Nem mesmo a mais pérola das papoulas afegãs causaria um estado pleno, completo e onisciente de satisfação e anestesia. Fui longe. Imaginei-nos dividindo inúmeras situações. Nos seus tweets vi que ela participa de vários #NoB e #NoS, Nerds on Beer e Nerds on Show, respectivamente, além de todos os #lulucamps da cidade. Diga-se de passagem Curitiba, é lá que ela mora.

Vislumbrei que o tempo nos deixaria, enfim, unidos. Ela, na condição de minha seguidora, não tardaria em me chamar para um encontro desses. Profissional competente que é, para ser assim formadora de opinião e tão popular no Twitter, com certeza seria convidada a organizar um evento desses num lugar mais acalorado do que a capital paranaense. Nada demais, pensei na nossa maravilhosa São Sebastião do Rio de Janeiro.

O roteiro: ela pede sugestões para o evento, pois não conhece muito a cidade. Eu, intrometido por demais, dou algumas dicas. Ela agradece e me convida a participar como colaborador, já que se trata de uma reunião de mulheres. Digo que não vou pois não me sentiria bem ficar num lugar onde não conheço ninguém e que é direcionado para outro público. Ela se comove e diz que eu não me preocupe com isso, ela cuidará de tudo e que posso ajudá-la bastante. Depois, um chopp com o seu grupo na orla de Copacabana, Ipanema ou Leblon. No evento sou sério e recatado; na choperia, conto piadas, falo minhas teorias sobre a internet, mostro o quanto sou um bom profissional e entendedor das coisas. Ao retornar e abrir o Twitter, vejo ela dizendo que a melhor do evento foi ter me conhecido, que sou uma graça, além de muito educado e sedutor. Aí, sigo todos os seus nhén-nhén-nhén com suas amigas. E sou o seu principal assunto.

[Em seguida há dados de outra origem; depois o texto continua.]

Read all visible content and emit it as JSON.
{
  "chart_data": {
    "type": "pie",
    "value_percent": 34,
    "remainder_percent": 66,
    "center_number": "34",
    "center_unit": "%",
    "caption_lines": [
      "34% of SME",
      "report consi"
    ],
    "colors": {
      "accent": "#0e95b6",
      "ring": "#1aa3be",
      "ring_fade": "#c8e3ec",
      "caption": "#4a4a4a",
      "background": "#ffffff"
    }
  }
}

Enfim, agora que ela me seguia poderia acontecer mil coisas.

Seus tweets não desagarraram-se de minha memória. Sim, eu entendi o que ela quis dizer com se sentir uma celebridade. Fui ao Café, antes é claro avisei no Twitter que iria, e chegando lá tive a mesma impressão: a de que todos estavam olhando pra mim, de que era conhecido.

Espalhou-se no ar a sensação de que o mundo da mercadoria dominava, com uma força bem maior do que a descrita por Debórd, tudo o que é vivido. A cocaína acabava de perder o seu lugar entre as drogas de glamour, que dão poder e status, bem como acesso às mais lindas garotas. Arrematar uma groupie estava feito. Além de anestesiado, a chinfra se complementava com um capucino na mão. Não tinha mais para ninguém, a onda agora era o Twitter. #semnocao.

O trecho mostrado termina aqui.